Прозвенел звонок, но Никита не шелохнулся. А что прикажете делать — шататься в полупустом школьном дворе? Повезло им, конечно, с ответственной Мартой Алексеевной. Ребята из других классов уже плещутся в Сиротке, а ты сиди за партой и плавься, словно кубик льда в горячем чае.
Вспомнив речку, он мысленно застонал и уронил голову на скрещённые руки. Слава богу, оставался последний урок, а затем — сразу домой. Принять душ, схватить томик Жюля Верна (или ещё раз перечитать «Властелин Темноморья»?), дождаться вечера и — на пустырь, к Маруське и ребятам. А после, вернувшись, прошмыгнуть мимо окон папиного кабинета к старому клёну, где среди веток сколочен любимый шалаш с купленным прошлым летом телескопом.
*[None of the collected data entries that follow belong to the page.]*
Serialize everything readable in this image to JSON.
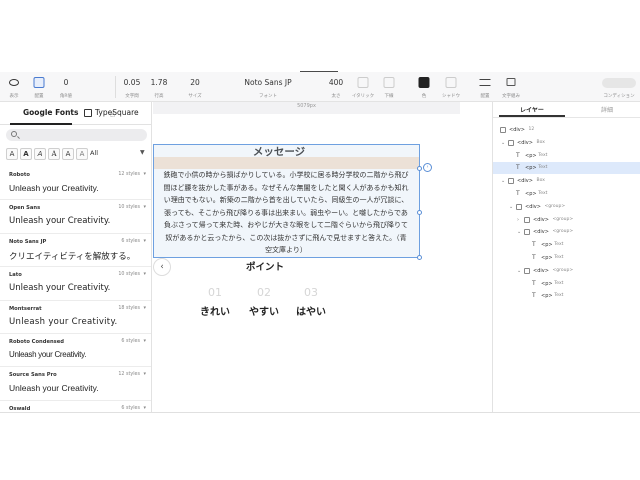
{
  "toolbar": {
    "items": [
      {
        "value": "",
        "label": "表示"
      },
      {
        "value": "",
        "label": "配置"
      },
      {
        "value": "0",
        "label": "角R値"
      },
      {
        "value": "0.05",
        "label": "文字間"
      },
      {
        "value": "1.78",
        "label": "行高"
      },
      {
        "value": "20",
        "label": "サイズ"
      },
      {
        "value": "Noto Sans JP",
        "label": "フォント"
      },
      {
        "value": "400",
        "label": "太さ"
      },
      {
        "value": "",
        "label": "イタリック"
      },
      {
        "value": "",
        "label": "下線"
      },
      {
        "value": "",
        "label": "色"
      },
      {
        "value": "",
        "label": "シャドウ"
      },
      {
        "value": "",
        "label": "配置"
      },
      {
        "value": "",
        "label": "文字組み"
      },
      {
        "value": "",
        "label": "コンディション"
      }
    ],
    "color_swatch": "#222222"
  },
  "font_panel": {
    "tab_google": "Google Fonts",
    "tab_typesquare": "TypeSquare",
    "search_placeholder": "",
    "style_buttons": [
      "A",
      "A",
      "A",
      "A",
      "A",
      "A"
    ],
    "style_filter": "All",
    "fonts": [
      {
        "name": "Roboto",
        "styles": "12 styles",
        "sample": "Unleash your Creativity."
      },
      {
        "name": "Open Sans",
        "styles": "10 styles",
        "sample": "Unleash your Creativity."
      },
      {
        "name": "Noto Sans JP",
        "styles": "6 styles",
        "sample": "クリエイティビティを解放する。"
      },
      {
        "name": "Lato",
        "styles": "10 styles",
        "sample": "Unleash your Creativity."
      },
      {
        "name": "Montserrat",
        "styles": "18 styles",
        "sample": "Unleash your Creativity."
      },
      {
        "name": "Roboto Condensed",
        "styles": "6 styles",
        "sample": "Unleash your Creativity."
      },
      {
        "name": "Source Sans Pro",
        "styles": "12 styles",
        "sample": "Unleash your Creativity."
      },
      {
        "name": "Oswald",
        "styles": "6 styles",
        "sample": ""
      }
    ]
  },
  "canvas": {
    "ruler_label": "5079px",
    "message_title": "メッセージ",
    "paragraph_lines": [
      "鉄砲で小供の時から損ばかりしている。小学校に居る時分学校の二階から飛び",
      "間ほど腰を抜かした事がある。なぜそんな無闇をしたと聞く人があるかも知れ",
      "い理由でもない。新築の二階から首を出していたら、同級生の一人が冗談に、",
      "張っても、そこから飛び降りる事は出来まい。弱虫やーい。と囃したからであ",
      "負ぶさって帰って来た時、おやじが大きな眼をして二階ぐらいから飛び降りて",
      "奴があるかと云ったから、この次は抜かさずに飛んで見せますと答えた。（青",
      "空文庫より）"
    ],
    "point_title": "ポイント",
    "features": [
      {
        "num": "01",
        "label": "きれい"
      },
      {
        "num": "02",
        "label": "やすい"
      },
      {
        "num": "03",
        "label": "はやい"
      }
    ],
    "nav_left": "‹",
    "nav_right": "›"
  },
  "layer_panel": {
    "tab_layers": "レイヤー",
    "tab_detail": "詳細",
    "layers": [
      {
        "tag": "<div>",
        "sub": "12",
        "indent": 0,
        "chevron": "",
        "selected": false,
        "text_icon": false
      },
      {
        "tag": "<div>",
        "sub": "Box",
        "indent": 1,
        "chevron": "⌄",
        "selected": false,
        "text_icon": false
      },
      {
        "tag": "<p>",
        "sub": "Text",
        "indent": 2,
        "chevron": "",
        "selected": false,
        "text_icon": true
      },
      {
        "tag": "<p>",
        "sub": "Text",
        "indent": 2,
        "chevron": "",
        "selected": true,
        "text_icon": true
      },
      {
        "tag": "<div>",
        "sub": "Box",
        "indent": 1,
        "chevron": "⌄",
        "selected": false,
        "text_icon": false
      },
      {
        "tag": "<p>",
        "sub": "Text",
        "indent": 2,
        "chevron": "",
        "selected": false,
        "text_icon": true
      },
      {
        "tag": "<div>",
        "sub": "<group>",
        "indent": 2,
        "chevron": "⌄",
        "selected": false,
        "text_icon": false
      },
      {
        "tag": "<div>",
        "sub": "<group>",
        "indent": 3,
        "chevron": "›",
        "selected": false,
        "text_icon": false
      },
      {
        "tag": "<div>",
        "sub": "<group>",
        "indent": 3,
        "chevron": "⌄",
        "selected": false,
        "text_icon": false
      },
      {
        "tag": "<p>",
        "sub": "Text",
        "indent": 4,
        "chevron": "",
        "selected": false,
        "text_icon": true
      },
      {
        "tag": "<p>",
        "sub": "Text",
        "indent": 4,
        "chevron": "",
        "selected": false,
        "text_icon": true
      },
      {
        "tag": "<div>",
        "sub": "<group>",
        "indent": 3,
        "chevron": "⌄",
        "selected": false,
        "text_icon": false
      },
      {
        "tag": "<p>",
        "sub": "Text",
        "indent": 4,
        "chevron": "",
        "selected": false,
        "text_icon": true
      },
      {
        "tag": "<p>",
        "sub": "Text",
        "indent": 4,
        "chevron": "",
        "selected": false,
        "text_icon": true
      }
    ]
  },
  "colors": {
    "accent": "#6ea0e0",
    "selection": "#dde9fb",
    "peach_band": "#f8e3cf"
  }
}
Новый звонок прервал мысли, в класс начали возвращаться ребята. Маринка, Серёжка, Луций Гордеев по кличке «Лучик». Подойдя к соседней парте, плюхнулся на стул добродушный Вася Пономарёв, прозванный за округлость «Шариком». Рядом с Никитой никто не сидел: соседка по парте Сабина ещё месяц назад укатила в унийский Регий.
И Никита снова тягостно вздохнул.
Новая классная руководительница Марта Алексеевна, привычно собранная и строгая, опустилась за стол. Зачёсанные в пучок волосы и юбка-карандаш резко контрастировали с модными очками и выразительными голубыми глазами, где читались доброта и лёгкая тревога за всё на свете.
За показную строгость её прозвали просто: «Классручка». И хотя чрезмерная добросовестность Марты Алексеевны бесила, весь класс помнил, как часто она навещала Лучика в больнице, куда он загремел весной с воспалением лёгких.
Отметив что-то в журнале, Марта Алексеевна побарабанила по столу.
— Итак, начинаем урок «Патриотических бесед». На прошлом занятии мы обсуждали новейшую историю нашей страны, дома я просила повторить. Наумов, к доске.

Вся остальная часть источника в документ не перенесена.